IAN STEPHEN’S BRITTANY WEBLOG
Another crunch question.
15 September 2008
Michel said it, direct, in English. It was night-time about the change of watch. On this boat, like many good ones, it’s not done to the second. Considerate crew trusts that it’s all going to work out, like an average speed. Or maybe cool guys just aren’t that bothered. We all know we can wake anyone when we need to. If there’s anything worrying or we just need a rest.
You’ve studied all the information, watched predictions of the passing of fronts. Talked to the charming lady who took her Hallberg Rassey (quality Swedish-built yacht) to Ouessant last year and Norway the year before.
She confirms her plan is on the right lines from her own knowledge of many passages down the Irish coast, often towards Brittany. Yes, leave a good bit before the slack, stem a bit of tide at first, out here where it’s not so strong. That way you’ll get the full push when it matters. Andy, you know that down off Arklow it doesn’t flood for 6 and ebb for the same but more like 7 hours one way 5 the other. So you want to get that one right.
And yes she agrees, that westerly, even when it’s strong, should flatten the swell of 2 days of gale pretty quickly.
At the butcher’s the guy who sells us well-hung beef and cuts them to the required thickness, he tells us a boat based here in Howth went down in Biscay last night.
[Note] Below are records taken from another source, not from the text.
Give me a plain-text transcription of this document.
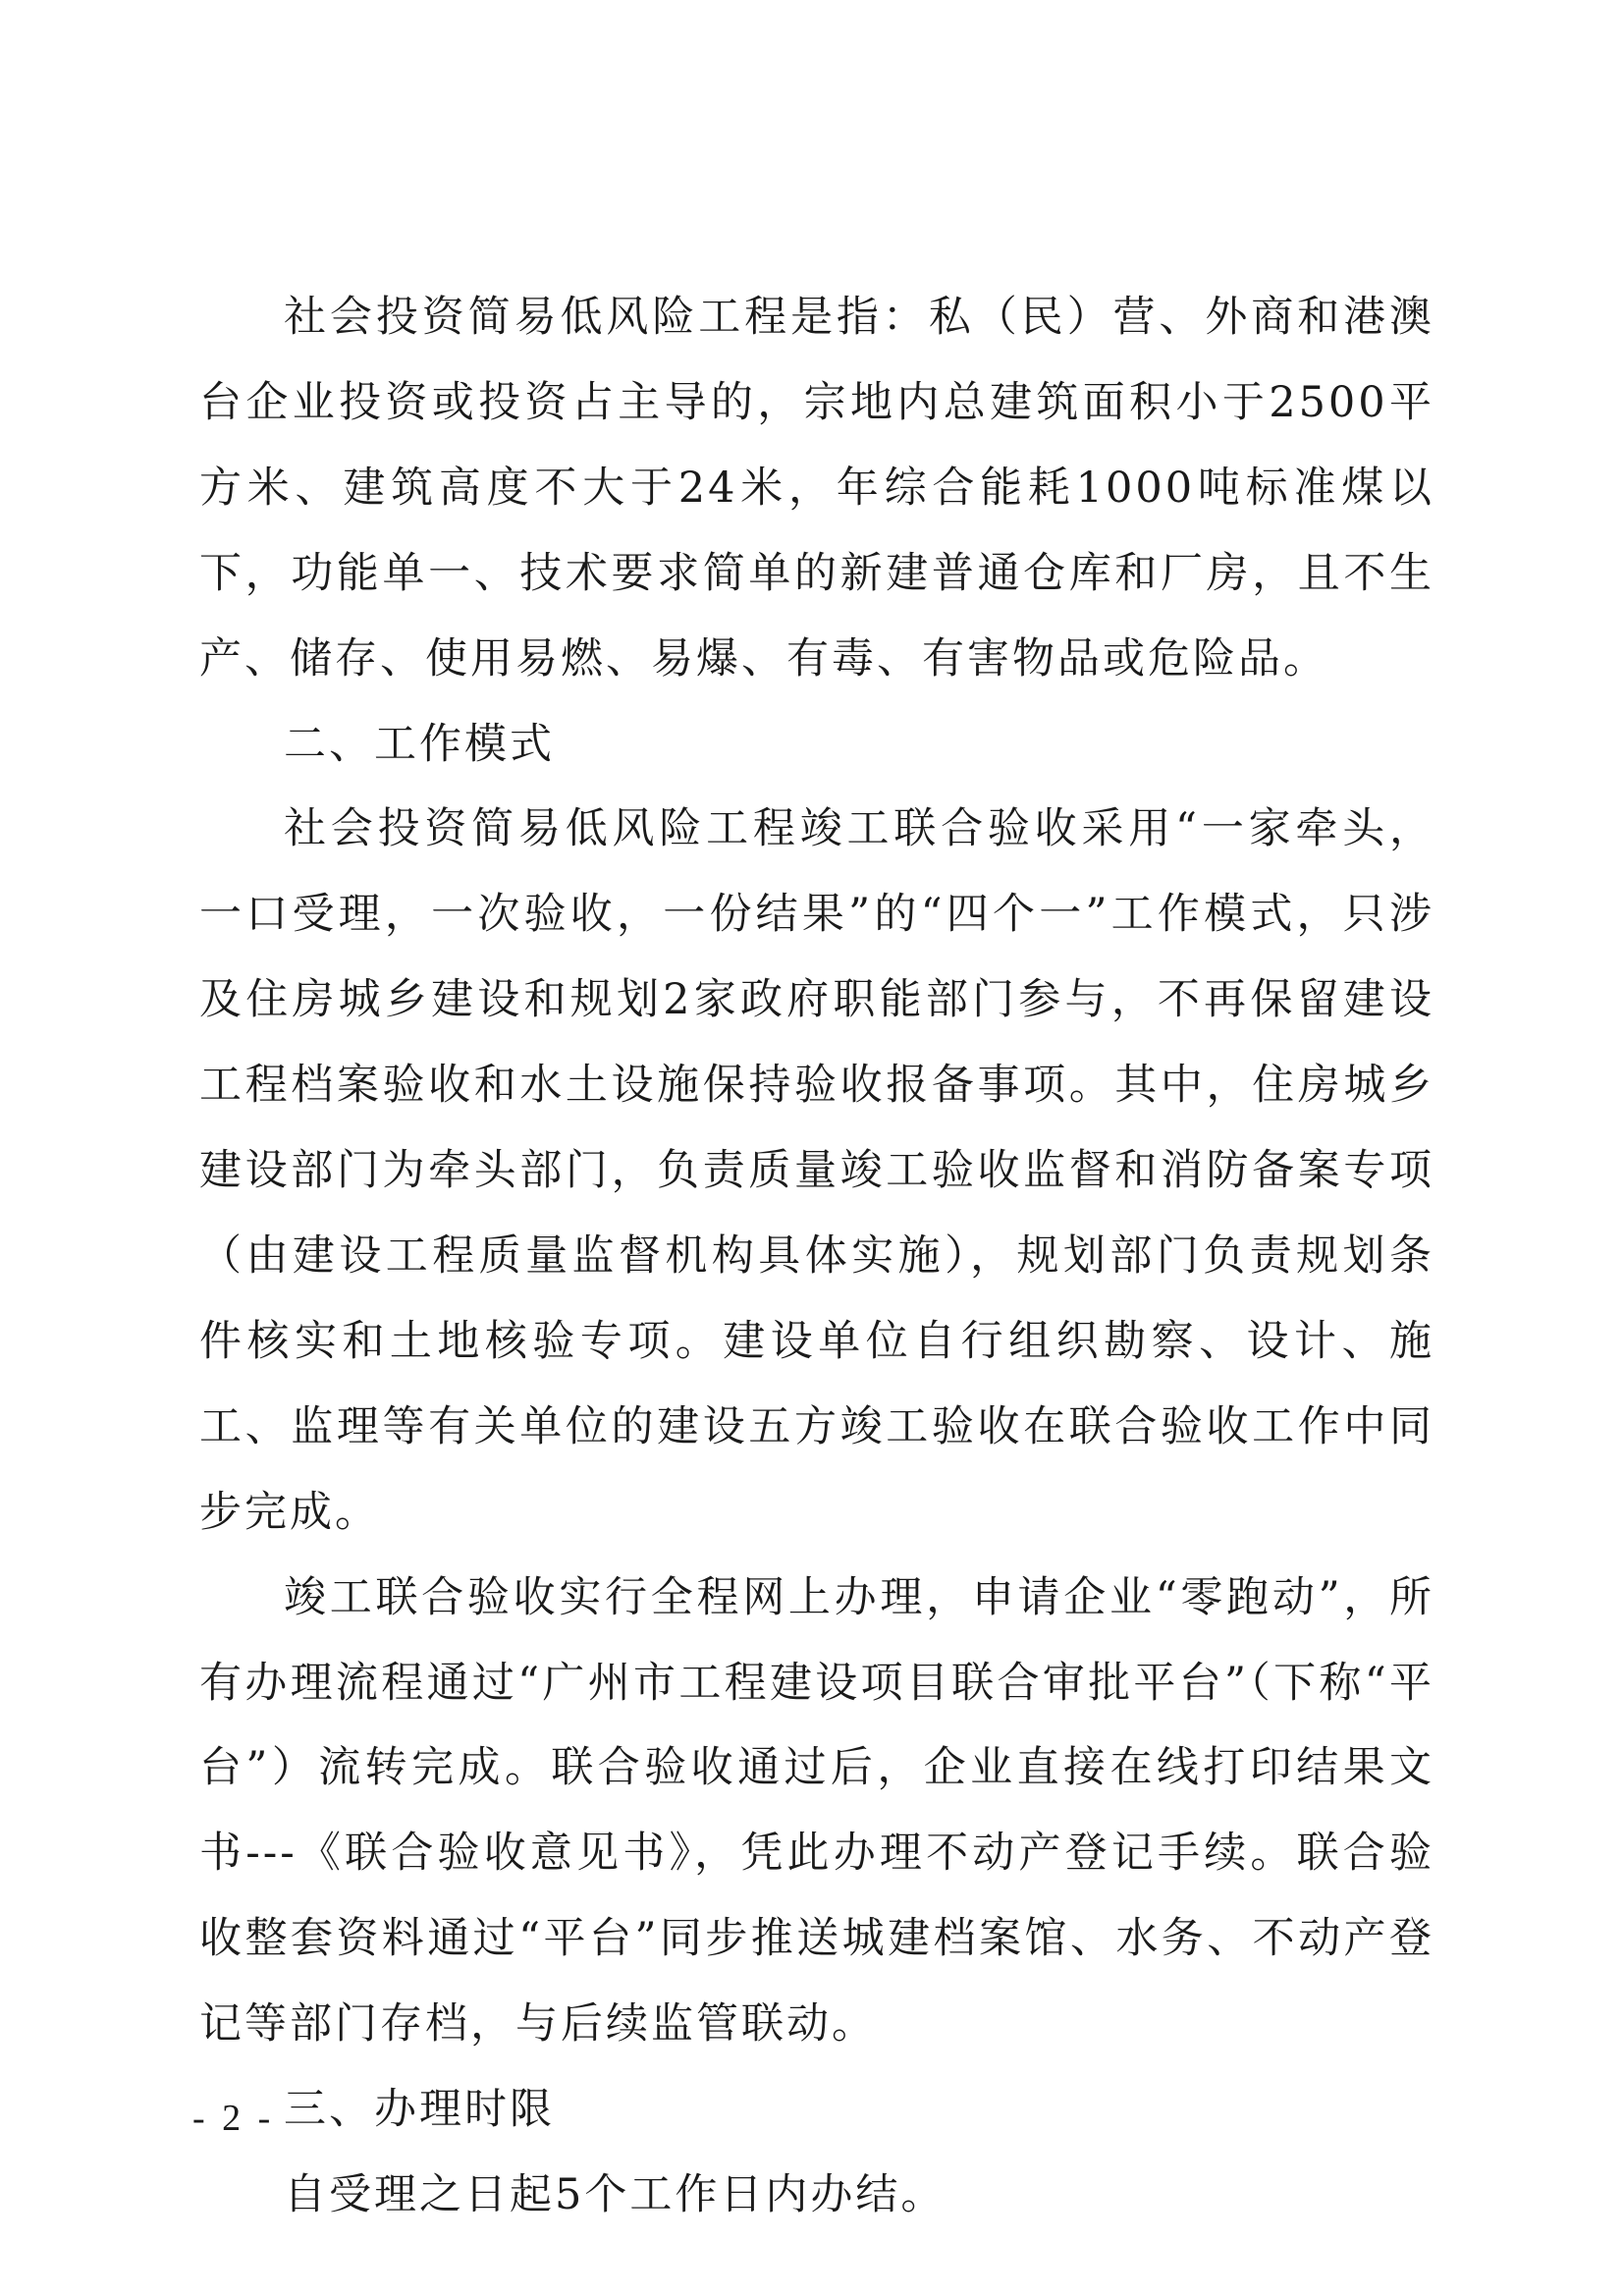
社会投资简易低风险工程是指：私（民）营、外商和港澳台企业投资或投资占主导的，宗地内总建筑面积小于2500平方米、建筑高度不大于24米，年综合能耗1000吨标准煤以下，功能单一、技术要求简单的新建普通仓库和厂房，且不生产、储存、使用易燃、易爆、有毒、有害物品或危险品。

二、工作模式

社会投资简易低风险工程竣工联合验收采用“一家牵头，一口受理，一次验收，一份结果”的“四个一”工作模式，只涉及住房城乡建设和规划2家政府职能部门参与，不再保留建设工程档案验收和水土设施保持验收报备事项。其中，住房城乡建设部门为牵头部门，负责质量竣工验收监督和消防备案专项（由建设工程质量监督机构具体实施），规划部门负责规划条件核实和土地核验专项。建设单位自行组织勘察、设计、施工、监理等有关单位的建设五方竣工验收在联合验收工作中同步完成。

竣工联合验收实行全程网上办理，申请企业“零跑动”，所有办理流程通过“广州市工程建设项目联合审批平台”（下称“平台”）流转完成。联合验收通过后，企业直接在线打印结果文书---《联合验收意见书》，凭此办理不动产登记手续。联合验收整套资料通过“平台”同步推送城建档案馆、水务、不动产登记等部门存档，与后续监管联动。

三、办理时限

自受理之日起5个工作日内办结。

- 2 -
A training boat. Lot of folk aboard but they were all lifted off safe. These guys came here for their stuff.
We can see why as he slices the best quality lamb’s liver Guy has seen. Works out a discount on a whole piece of sliced ham. We’re a proper ship being provisioned. We’re planning on 2 nights at sea and food is important to guy, Michel and me.
We did as we planned and it worked for us. Some favour “Cotweb”, I go for “Windfinder”. We needed a more specific forecast than the BBC or general inshore picture to make a decision on whether to aim to go the whole way to Scillies in one bite. We went for it. We’re there now, in St Mary’s harbour and the Wi-fi works on the mooring. The ship’s undersides, slippery again, slid south.
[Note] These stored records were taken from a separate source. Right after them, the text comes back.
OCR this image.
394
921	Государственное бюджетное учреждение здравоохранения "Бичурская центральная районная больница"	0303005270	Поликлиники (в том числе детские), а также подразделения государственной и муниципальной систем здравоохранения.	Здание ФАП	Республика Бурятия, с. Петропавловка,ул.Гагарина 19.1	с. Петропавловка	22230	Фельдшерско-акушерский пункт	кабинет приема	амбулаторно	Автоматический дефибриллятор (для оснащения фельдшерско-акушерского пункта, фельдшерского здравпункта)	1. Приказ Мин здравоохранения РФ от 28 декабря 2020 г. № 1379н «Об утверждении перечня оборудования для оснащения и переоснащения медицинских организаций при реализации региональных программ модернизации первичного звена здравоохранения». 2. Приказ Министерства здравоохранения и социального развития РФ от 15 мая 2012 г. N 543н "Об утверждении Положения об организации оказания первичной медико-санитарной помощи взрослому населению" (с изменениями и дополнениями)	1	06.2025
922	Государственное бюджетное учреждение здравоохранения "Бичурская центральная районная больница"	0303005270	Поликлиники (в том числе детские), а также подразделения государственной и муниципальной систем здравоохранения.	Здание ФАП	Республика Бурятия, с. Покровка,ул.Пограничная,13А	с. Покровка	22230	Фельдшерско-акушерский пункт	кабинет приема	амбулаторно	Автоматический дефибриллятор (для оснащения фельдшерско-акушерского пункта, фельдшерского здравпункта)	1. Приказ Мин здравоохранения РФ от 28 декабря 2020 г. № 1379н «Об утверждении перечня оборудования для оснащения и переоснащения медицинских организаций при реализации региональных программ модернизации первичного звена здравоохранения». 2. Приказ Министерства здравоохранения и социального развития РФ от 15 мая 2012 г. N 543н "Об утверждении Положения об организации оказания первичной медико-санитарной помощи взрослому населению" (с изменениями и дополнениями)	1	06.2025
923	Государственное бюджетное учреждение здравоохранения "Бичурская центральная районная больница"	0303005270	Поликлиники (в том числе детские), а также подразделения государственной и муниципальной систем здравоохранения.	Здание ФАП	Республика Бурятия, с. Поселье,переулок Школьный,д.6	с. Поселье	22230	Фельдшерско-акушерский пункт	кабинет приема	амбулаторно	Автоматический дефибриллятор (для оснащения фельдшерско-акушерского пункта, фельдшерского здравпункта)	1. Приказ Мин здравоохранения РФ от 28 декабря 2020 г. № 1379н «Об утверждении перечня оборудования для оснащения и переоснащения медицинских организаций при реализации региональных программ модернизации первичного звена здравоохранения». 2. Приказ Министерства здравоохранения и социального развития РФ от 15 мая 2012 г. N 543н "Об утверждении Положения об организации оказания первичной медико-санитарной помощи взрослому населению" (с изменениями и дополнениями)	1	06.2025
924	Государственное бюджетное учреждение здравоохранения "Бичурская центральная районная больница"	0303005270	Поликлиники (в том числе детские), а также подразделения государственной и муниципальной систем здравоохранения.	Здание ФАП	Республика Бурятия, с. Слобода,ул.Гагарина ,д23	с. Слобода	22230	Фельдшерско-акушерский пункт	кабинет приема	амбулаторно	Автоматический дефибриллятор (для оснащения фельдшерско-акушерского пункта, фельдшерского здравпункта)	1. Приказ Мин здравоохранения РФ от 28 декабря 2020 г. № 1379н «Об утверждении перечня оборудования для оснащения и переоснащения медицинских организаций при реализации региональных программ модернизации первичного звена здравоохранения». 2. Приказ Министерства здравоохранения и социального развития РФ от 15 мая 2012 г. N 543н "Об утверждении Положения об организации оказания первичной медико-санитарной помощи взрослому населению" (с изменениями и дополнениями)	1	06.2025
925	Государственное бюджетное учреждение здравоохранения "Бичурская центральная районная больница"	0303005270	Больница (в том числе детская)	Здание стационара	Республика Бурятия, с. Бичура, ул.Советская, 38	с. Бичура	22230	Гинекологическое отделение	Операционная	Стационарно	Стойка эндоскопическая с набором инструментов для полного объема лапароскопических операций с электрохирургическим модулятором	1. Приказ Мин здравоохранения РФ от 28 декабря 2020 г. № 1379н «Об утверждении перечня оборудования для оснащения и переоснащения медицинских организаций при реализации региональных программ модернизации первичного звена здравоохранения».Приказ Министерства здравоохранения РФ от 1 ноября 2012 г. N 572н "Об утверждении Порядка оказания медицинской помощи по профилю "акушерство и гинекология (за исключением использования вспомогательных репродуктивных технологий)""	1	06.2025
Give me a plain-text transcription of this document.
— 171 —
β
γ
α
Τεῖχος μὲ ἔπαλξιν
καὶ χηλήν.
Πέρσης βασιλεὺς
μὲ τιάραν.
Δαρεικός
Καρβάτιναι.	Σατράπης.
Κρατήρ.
When the engine went off and our boat speed was still more than we needed to catch the next wind shift, Michel relaxed. That’s when he asked the question.
Ian, why did you come with us? You didn’t know us?
En Francais, he says when I start to answer.
I thought I could only make myself understood in French after 3 and before 4 glasses of wine. But I also remember these lucid moments on the night shift on a coastguard watch. Between the fatique, the lartness. Clarity. Wasn’t that the virtue the young Joyce or his character Stephen Hero sought in Portrait of the Artist ….. Claritas
I tell him I trusted the feeling. He said the same with him and Guy. And we have a mutual friend we both respect. Uisdean brought us together. He’s the same with everyone, a guy who hangs around the harbour, a doctor, an admiral – they’re all the same to him. For me that’s important. So if Uisdean thinks you guys are sound…… And I did want to sail to Brittany.
Michel nods. He’s heard enough. He passes me the hand-cream, asks me to remember to rub plenty in. He noticed I wasn’t looking after them too well.
So now the engine is resting. Guy has done wonders. The temperature and revs are steady and the fuel system is clean. Bonnie was plagued with mechanical problems all the road north. She’s in fine fettle now, sailing at 6 knots steady and trying to nudge 7 at times. I plot the course on paper to back up the electronics. We’re doing 6.1 knots steady over the ground. That’s the distance from one fixed position to the next, the miles we’re really covering. It’s all we need.
Guy is going to corner the world market in dolphin shots. He’s grinning from ear to ear like a happy angler. I look at the back of his Nikon and see he’s revitalized every photoshop cliché because anyone can see from this sequence that there is no intervention. Guy has found a secure stance and an anti-vibration lens. He’s caught the orchestration of 3 mammals leaping together and the splashes made across the high swell of St George’s Channel. The gannets are plunging. A Concarnea trawler is blazing blue.
The wind’s west and we’re surging along. The dolphins stay with us, We’re fast enough to play with. The boys have these big sirloins inside us and we go the whole way. I put the Peatbog Faeries on the sound system and the brassy gallus riffs head out over the waters. Out as a counter-rhythm to the fiery fine-reaching of a 30ft Dufour that’s not long had her arse wiped.